Today (Jan. 19, 2017) marks the 10th anniversary of the murder of Armenian-Turkish journalist Hrant Dink. Dink was shot dead by a young Turkish ultranationalist outside the office of the Agos newspaper, where he was editor-in-chief.
Ten years have passed and the investigation into the killing drags slowly on, but Dink’s shining legacy remains undimmed despite seismic shocks in Turkey in the years since.
Born in the Anatolian city of Malatya – which once had a large Armenian population but now almost none – Dink moved to Istanbul and in 1996 sprung to prominence by founding Agos. Agos was not the first or only Armenian newspaper in Turkey but it was the first to be published in Turkish as well as Armenian, allowing a debate of issues that had long remained taboo.

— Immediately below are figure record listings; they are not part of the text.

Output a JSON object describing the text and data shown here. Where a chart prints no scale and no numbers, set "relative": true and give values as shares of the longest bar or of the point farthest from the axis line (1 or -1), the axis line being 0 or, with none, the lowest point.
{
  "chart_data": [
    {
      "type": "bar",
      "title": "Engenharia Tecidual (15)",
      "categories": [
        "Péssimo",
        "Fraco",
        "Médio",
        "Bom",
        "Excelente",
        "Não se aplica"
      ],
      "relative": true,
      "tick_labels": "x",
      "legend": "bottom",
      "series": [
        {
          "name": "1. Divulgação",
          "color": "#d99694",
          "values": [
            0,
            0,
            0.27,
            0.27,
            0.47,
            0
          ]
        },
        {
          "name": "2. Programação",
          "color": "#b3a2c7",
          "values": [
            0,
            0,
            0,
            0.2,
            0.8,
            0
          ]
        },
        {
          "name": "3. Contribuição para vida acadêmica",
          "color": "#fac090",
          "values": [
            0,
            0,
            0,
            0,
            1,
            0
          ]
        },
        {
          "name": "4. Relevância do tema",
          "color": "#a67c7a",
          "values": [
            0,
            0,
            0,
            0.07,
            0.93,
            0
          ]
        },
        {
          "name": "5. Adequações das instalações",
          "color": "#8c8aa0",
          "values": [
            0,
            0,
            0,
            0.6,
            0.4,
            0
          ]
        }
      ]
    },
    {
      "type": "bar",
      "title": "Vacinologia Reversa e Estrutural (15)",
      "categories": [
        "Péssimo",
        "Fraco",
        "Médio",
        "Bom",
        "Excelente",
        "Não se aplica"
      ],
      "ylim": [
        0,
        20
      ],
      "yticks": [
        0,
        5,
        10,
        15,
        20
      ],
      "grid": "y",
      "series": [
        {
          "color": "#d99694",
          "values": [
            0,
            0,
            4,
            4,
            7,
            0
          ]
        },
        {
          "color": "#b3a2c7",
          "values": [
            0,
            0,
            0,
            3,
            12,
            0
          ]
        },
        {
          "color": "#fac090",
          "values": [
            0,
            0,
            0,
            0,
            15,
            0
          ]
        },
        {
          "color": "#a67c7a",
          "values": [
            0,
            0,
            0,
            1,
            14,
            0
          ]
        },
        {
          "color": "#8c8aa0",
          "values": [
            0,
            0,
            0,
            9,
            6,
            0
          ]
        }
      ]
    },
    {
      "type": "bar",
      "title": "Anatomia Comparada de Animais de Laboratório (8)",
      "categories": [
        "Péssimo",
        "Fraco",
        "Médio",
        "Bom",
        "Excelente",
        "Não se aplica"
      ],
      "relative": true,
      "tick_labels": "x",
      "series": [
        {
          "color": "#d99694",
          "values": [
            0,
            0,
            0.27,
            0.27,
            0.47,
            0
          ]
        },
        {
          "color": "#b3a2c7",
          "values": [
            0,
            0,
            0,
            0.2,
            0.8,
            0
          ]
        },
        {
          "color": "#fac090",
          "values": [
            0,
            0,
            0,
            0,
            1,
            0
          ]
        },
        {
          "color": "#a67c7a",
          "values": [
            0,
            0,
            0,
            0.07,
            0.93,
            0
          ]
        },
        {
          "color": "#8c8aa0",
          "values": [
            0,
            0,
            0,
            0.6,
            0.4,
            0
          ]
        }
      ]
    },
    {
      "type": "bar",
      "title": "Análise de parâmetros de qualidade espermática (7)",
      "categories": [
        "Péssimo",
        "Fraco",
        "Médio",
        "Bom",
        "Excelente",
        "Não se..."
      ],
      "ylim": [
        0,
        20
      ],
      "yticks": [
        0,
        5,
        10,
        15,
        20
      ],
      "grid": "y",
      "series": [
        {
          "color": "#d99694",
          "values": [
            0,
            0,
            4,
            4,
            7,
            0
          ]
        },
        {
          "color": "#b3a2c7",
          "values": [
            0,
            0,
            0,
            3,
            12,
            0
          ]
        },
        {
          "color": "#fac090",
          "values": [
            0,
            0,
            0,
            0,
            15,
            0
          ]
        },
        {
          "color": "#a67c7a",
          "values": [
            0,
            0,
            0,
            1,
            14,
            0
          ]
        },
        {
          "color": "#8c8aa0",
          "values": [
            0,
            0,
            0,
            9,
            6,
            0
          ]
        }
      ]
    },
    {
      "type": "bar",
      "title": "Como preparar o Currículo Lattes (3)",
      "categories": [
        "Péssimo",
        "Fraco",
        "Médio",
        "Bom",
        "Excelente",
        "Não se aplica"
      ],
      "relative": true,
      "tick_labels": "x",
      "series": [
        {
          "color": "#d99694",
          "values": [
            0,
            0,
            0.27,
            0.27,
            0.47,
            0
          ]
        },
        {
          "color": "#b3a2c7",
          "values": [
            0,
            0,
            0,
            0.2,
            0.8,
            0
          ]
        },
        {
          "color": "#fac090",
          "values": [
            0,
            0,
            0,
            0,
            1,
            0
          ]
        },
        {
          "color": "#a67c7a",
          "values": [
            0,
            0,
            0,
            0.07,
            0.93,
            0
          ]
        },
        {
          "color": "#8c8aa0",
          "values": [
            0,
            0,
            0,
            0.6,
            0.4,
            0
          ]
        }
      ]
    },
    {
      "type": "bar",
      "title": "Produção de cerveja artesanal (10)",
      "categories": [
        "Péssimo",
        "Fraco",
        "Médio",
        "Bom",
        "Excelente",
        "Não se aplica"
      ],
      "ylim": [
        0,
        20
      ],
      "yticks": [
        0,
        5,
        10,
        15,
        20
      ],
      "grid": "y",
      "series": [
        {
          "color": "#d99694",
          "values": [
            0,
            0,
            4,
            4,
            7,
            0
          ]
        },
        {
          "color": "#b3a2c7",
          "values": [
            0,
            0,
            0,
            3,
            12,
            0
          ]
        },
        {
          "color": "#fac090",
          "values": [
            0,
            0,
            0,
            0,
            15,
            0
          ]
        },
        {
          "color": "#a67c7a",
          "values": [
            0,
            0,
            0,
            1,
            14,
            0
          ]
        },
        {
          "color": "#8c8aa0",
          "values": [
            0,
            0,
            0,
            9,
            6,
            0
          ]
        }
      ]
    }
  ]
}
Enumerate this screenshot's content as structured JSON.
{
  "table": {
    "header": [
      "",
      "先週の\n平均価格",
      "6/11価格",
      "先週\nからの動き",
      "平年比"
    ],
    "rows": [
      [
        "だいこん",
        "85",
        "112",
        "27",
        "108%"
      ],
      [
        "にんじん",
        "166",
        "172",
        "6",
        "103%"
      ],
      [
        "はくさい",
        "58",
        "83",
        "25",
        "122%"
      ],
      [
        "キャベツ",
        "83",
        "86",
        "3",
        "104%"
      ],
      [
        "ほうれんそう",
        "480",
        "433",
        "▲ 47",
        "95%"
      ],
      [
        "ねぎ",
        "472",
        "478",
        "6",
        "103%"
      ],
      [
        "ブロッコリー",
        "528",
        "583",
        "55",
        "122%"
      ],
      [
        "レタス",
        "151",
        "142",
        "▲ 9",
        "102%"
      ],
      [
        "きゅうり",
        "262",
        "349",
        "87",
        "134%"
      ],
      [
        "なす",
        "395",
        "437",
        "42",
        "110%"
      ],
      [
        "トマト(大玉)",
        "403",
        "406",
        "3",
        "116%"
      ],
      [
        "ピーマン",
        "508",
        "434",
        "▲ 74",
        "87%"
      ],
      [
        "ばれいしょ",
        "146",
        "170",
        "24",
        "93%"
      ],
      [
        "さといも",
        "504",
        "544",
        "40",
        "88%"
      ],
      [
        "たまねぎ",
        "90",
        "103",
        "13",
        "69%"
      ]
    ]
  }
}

Dink’s death became a symbol of the peril of such moves. The photograph of his corpse covered by a sheet, with just the soles of his shoes complete with a hole showing, underlined the tragedy. And although his assassin, just 17 at the time, was rapidly arrested and sentenced, the trial into the killing still grinds on with Dink’s supporters losing confidence on its ability to shed light on the plot.
Dink’s assassin, Ogun Samast, is still behind bars but the trial into dozens of police accused of covering up the plot rumbles on.